Service time was already an acrimonious topic ahead of CBA talks in December that are expected to be contentious. Teams rarely discuss the issue as openly as Mather did in his Rotary Club comments from Feb. 5, which were posted online Friday and hit social media Sunday. 

Mather said of top prospect Jarred Kelenic: “He’s a very good player, and quite frankly we think he’s going to be a superstar. We control his major-league career for six years, and after six years he’ll be a free agent. We’d like him to get a few more at-bats in the minor leagues, probably at Triple-A for a month, then he will likely be in left field at T-Mobile part of the next six or seven years, then he’ll be a free agent.”

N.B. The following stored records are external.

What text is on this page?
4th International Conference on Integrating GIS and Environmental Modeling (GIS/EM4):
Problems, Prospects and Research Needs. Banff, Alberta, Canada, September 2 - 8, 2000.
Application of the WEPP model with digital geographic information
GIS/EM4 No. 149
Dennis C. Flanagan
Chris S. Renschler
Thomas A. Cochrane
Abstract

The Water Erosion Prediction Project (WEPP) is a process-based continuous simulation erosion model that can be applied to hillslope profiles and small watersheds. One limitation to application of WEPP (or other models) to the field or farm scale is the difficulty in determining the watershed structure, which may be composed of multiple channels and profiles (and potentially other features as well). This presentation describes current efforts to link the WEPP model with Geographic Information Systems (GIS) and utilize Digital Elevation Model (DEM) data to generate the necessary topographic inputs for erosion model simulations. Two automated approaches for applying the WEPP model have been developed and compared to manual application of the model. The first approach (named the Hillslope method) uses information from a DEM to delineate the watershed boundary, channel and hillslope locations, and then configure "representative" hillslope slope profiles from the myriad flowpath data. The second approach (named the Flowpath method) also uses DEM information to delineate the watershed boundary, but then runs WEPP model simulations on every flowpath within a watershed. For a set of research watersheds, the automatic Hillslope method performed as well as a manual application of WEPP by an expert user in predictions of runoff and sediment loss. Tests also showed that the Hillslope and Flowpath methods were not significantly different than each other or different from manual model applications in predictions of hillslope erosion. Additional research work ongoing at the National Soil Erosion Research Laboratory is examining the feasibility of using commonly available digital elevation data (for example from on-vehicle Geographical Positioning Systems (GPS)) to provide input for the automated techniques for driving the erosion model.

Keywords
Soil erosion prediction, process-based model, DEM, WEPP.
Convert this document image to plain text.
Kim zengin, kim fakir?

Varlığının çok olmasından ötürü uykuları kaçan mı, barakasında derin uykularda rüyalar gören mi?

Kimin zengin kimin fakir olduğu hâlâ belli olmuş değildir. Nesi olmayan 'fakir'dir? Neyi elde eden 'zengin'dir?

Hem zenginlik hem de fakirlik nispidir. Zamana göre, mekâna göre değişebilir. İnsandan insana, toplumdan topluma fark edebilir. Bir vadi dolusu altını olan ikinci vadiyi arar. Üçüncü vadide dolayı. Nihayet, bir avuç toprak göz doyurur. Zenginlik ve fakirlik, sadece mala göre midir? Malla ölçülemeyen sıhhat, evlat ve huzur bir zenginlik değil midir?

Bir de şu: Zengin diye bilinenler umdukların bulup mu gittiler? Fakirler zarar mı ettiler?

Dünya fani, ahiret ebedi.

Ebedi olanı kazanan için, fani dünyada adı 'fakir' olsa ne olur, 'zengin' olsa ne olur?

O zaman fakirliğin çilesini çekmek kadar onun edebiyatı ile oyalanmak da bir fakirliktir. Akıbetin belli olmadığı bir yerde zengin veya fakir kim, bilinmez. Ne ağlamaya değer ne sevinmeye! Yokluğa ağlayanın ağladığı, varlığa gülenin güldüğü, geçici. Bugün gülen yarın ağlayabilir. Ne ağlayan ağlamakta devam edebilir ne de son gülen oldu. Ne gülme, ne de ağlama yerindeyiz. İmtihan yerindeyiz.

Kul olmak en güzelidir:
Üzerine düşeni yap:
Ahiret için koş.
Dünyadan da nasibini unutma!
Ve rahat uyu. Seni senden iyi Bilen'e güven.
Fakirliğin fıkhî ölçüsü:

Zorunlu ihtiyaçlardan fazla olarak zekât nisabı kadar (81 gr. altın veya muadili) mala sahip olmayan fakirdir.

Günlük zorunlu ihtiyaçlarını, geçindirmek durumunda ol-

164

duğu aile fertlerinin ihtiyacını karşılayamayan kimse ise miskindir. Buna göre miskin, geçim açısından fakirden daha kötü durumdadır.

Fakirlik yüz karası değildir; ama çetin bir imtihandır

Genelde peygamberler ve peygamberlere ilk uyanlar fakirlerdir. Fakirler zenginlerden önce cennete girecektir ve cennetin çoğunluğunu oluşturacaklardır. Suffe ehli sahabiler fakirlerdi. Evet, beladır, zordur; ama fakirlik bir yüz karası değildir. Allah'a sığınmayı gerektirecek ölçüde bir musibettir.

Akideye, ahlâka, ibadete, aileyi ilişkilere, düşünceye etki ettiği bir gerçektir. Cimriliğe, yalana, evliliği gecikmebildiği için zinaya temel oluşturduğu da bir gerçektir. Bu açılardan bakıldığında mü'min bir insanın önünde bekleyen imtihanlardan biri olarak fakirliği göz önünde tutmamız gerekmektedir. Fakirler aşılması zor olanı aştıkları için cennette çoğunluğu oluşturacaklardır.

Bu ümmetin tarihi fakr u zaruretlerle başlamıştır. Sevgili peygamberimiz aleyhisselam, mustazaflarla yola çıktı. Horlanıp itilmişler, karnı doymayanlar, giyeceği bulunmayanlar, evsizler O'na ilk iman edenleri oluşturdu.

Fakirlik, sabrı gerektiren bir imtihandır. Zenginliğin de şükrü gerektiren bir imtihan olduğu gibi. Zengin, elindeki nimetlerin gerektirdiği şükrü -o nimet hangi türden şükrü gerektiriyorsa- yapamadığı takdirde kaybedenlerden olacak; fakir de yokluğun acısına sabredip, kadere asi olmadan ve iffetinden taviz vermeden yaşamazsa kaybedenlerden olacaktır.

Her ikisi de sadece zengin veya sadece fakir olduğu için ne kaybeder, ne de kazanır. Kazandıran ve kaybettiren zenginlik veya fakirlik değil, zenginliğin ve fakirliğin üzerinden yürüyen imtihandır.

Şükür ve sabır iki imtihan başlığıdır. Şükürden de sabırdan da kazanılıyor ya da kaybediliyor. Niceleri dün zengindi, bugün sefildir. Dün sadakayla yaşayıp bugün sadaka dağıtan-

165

On Mariners pitching prospect Logan Gilbert, Mather said: “You won’t see him on April 1, but by mid-April you’ll see a young man named Logan Gilbert. He’s the real deal.”

Mather also said the Mariners took a risk last summer by putting 15 prospects on the team’s Tacoma-based emergency “taxi squad” of replacement players in the event major-leaguers were sidelined by COVID-19.

The idea was to give the prospects higher-end instruction, but Mather said “there was no chance you were going to see these young players at T-Mobile Park. We weren’t going to put them on the 40-man roster, we weren’t going to start the service-time clock … if we had an injury problem or COVID outbreak, you might’ve seen my big tummy out there in left field.”

Arguably the highest-profile service-time case involved Boras client Kris Bryant of the Chicago Cubs, universally regarded as the game’s top prospect in 2015 spring training. But the eventual NL Rookie of the Year that season didn’t debut until April 17 and spent just 171 days on the roster — one shy of the minimum to start his six-year clock to free agency.


Bryant’s wasn’t credited a full year of service time until 2016 and now must wait until next winter for a free-agent payday. And the Cubs now control Bryant this additional year for a significantly lower cost than his consensus market value. 

Boras filed a grievance in December 2015, but the Bryant case dragged until January 2020 when an MLB arbitrator ruled in the Cubs’ favor. That ruling, given how talented Bryant clearly was by 2015, effectively insulated teams from further service-time challenges and made changing the rule a union priority.

Mather also made disparaging comments about Latino and Japanese players on language proficiency, societal adaptability and use of translators.

Monday, the MLBPA issued a statement calling Mather’s remarks “a highly disturbing yet critically important window into how Players are genuinely viewed by management” and “an unfiltered view into Club thinking.”

It added: “Players remain committed to confronting these issues at the bargaining table and elsewhere.”

Boras’ Mariners clients include Japanese pitcher Yusei Kikuchi and starting pitcher James Paxton, who signed a one-year, $8.5 million deal this month that was below his anticipated market value. Mather’s Rotary speech discussed then-ongoing Paxton negotiations and how he expected the pitcher to settle for less than his asking price.


Boras wasn’t thrilled about negotiations being leaked and called Mather’s comments in general an “embarrassment” for the Mariners. But the one-time minor-leaguer said he has seen plenty of baseball executives who never played professionally “buy their way into the game, and then they have this thought process that is about an economic principle rather than the integrity of the game.”

Though Boras espoused more favorable views of Mariners principal owner John Stanton and general manager Jerry Dipoto, he said Mather being CEO and owning a stake in the team means he wasn’t simply an errant employee gone rogue.

“That’s the part to me is where there’s been an extreme violation,” he said. “This guy’s an owner — it’s a different standard.”